Sonreí, sintiendo aún el calor de la risa en las mejillas.
—Y porque algún día nos llegue alguien que sepa regalar flores de verdad.
Pero Isabelle me observó con esa mirada curiosa que nunca augura paz. Dio un sorbo lento a su bebida y, con un gesto demasiado calculado, dejó el vaso sobre la mesa.
—Hablando de flores… o mejor dicho, de cafeterías —dijo al fin, arqueando una ceja—. ¿Alguien quiere contarme qué demonios pasó el otro día?
Tragué saliva, de golpe más seca que mi copa.
—¿De qué hablas?
—No te hagas la despistada, Elizzy. Ivy y tú entraron riéndose como dos conspiradoras, y cuando pregunté, cambiaron de tema tan rápido que casi me marean. Y ahora resulta que hay un chico de por medio, ¿no?
—¡Ah! —exclamó Ivy, fingiendo sorpresa—. ¿Quién te habrá contado eso?
—Mi instinto —Isabelle apoyó la barbilla en su mano, con esa sonrisa traviesa que siempre anuncia interrogatorio—. Vamos, suéltalo, querida. Quiero saberlo todo.
Me sonrojé hasta la raíz del cabello, mientras Ivy apenas contenía la risa.
—No es lo que piensas… —balbuceé.
—Claro que lo es —interrumpió Ivy, disfrutando cada segundo—. Fue épico.

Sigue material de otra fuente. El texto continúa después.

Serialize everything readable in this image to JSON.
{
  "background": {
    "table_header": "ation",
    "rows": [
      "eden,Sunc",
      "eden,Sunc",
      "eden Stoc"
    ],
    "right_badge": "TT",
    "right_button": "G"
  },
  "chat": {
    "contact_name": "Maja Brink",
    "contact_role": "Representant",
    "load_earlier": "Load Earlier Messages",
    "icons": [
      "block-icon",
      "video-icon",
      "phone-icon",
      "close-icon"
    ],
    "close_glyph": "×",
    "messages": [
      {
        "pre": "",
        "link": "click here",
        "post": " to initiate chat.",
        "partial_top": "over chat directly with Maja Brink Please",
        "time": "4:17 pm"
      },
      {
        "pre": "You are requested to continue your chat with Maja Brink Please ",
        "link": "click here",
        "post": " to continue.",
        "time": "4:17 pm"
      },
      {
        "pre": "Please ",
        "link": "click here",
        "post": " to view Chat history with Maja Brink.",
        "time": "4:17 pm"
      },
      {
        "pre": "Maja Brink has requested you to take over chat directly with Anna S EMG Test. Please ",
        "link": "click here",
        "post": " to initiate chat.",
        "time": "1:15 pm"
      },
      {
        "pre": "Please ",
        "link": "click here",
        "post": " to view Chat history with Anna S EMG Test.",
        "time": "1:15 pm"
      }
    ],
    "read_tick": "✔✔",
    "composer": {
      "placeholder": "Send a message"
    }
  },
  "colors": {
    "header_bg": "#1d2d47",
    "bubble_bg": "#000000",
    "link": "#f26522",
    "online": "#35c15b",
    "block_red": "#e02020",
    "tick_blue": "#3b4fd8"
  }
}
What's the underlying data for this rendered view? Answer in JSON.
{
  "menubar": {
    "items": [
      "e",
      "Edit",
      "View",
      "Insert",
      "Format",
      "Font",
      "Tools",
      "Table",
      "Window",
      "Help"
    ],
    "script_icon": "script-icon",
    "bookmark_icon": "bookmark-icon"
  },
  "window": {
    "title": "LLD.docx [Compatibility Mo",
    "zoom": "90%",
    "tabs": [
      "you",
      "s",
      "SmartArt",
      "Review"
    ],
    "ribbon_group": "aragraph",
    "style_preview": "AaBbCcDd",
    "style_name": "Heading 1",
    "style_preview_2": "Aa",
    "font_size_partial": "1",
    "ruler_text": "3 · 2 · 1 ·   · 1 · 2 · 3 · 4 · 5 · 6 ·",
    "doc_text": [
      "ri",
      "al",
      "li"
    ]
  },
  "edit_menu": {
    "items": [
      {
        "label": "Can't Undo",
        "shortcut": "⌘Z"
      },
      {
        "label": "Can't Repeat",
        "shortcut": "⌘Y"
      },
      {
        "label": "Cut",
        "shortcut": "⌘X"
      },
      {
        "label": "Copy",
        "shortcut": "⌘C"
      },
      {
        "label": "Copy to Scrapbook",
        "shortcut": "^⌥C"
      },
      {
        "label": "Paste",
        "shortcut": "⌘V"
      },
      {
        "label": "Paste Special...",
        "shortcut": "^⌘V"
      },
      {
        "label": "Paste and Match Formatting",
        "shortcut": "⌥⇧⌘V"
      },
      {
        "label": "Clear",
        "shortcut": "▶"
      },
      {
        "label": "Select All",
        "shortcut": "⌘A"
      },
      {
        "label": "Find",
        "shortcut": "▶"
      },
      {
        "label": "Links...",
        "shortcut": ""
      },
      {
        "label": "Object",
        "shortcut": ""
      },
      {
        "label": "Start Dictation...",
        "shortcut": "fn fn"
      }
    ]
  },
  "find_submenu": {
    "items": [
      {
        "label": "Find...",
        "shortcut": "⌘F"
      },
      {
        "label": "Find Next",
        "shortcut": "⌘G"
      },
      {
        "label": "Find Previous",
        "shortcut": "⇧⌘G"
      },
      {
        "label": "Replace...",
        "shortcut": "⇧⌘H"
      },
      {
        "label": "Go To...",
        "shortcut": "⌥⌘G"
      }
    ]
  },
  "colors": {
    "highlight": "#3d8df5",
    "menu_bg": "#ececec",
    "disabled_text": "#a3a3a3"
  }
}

Primero, Elizzy casi mata a un pobre muffin inocente… y luego casi asesina a Caleb con un latte volador.
Isabelle abrió los ojos como platos, para después estallar en carcajadas.
—¡No puede ser! ¡Tú! ¡La más tranquila del grupo, lanzando cafés como armas!
Me cubrí el rostro con ambas manos, deseando que la tierra me tragara.
—No exageren… —musité, aunque sabía que ya no había marcha atrás.
—¿Y bien? —dijo Isabelle, inclinándose hacia mí—. ¿Quién es Caleb y por qué tu cara se pone roja como si acabara de declararte su amor eterno?
—Ivy, te voy a matar —murmuré, hundiéndome en el respaldo de la silla.
—¡No! —replicó Ivy, levantando las manos con teatral inocencia—. Yo solo describí los hechos: muffin asesinado, latte proyectil y un chico que se lo tomó con mucho humor.
—¡Eso no es todo y lo sabes! —Isabelle golpeó la mesa, carcajeándose—. Vamos, Elizzy, confiesa. ¿Quién es ese chico que logra sacarte los colores de esa manera?
Yo bajé la mirada, removiendo el hielo de mi vaso con la pajilla. No sabía cómo explicarlo sin sonar ridícula, sin que mis palabras traicionaran lo que ni yo misma me atrevía a admitir.
—Es… —empecé, pero mi voz se quebró entre la duda y la vergüenza—. Es solo alguien que aparece en los peores momentos.
—O en los mejores —corrigió Ivy, sonriendo con malicia.
Me reí nerviosa, aunque había un nudo en mi pecho. —No es nada serio. Apenas lo conozco.
—Ajá… —Isabelle me sostuvo la mirada, como si pudiera leerme la mente—. Pues para “apenas conocerlo”, lo buscas con los ojos cada vez que giras la cabeza.
Sentí el calor treparme por la piel como fuego, y no supe qué responder. Mis amigas estallaron en risas otra vez, pero yo… yo solo pensé en él. En la forma en que su presencia había comenzado a habitar mis días, como un eco que no podía acallar.
Me forcé a reír, aunque por dentro las palabras pesaban como plomo: si tan solo supieran que él ya es imposible de ignorar, aunque yo siga negándolo.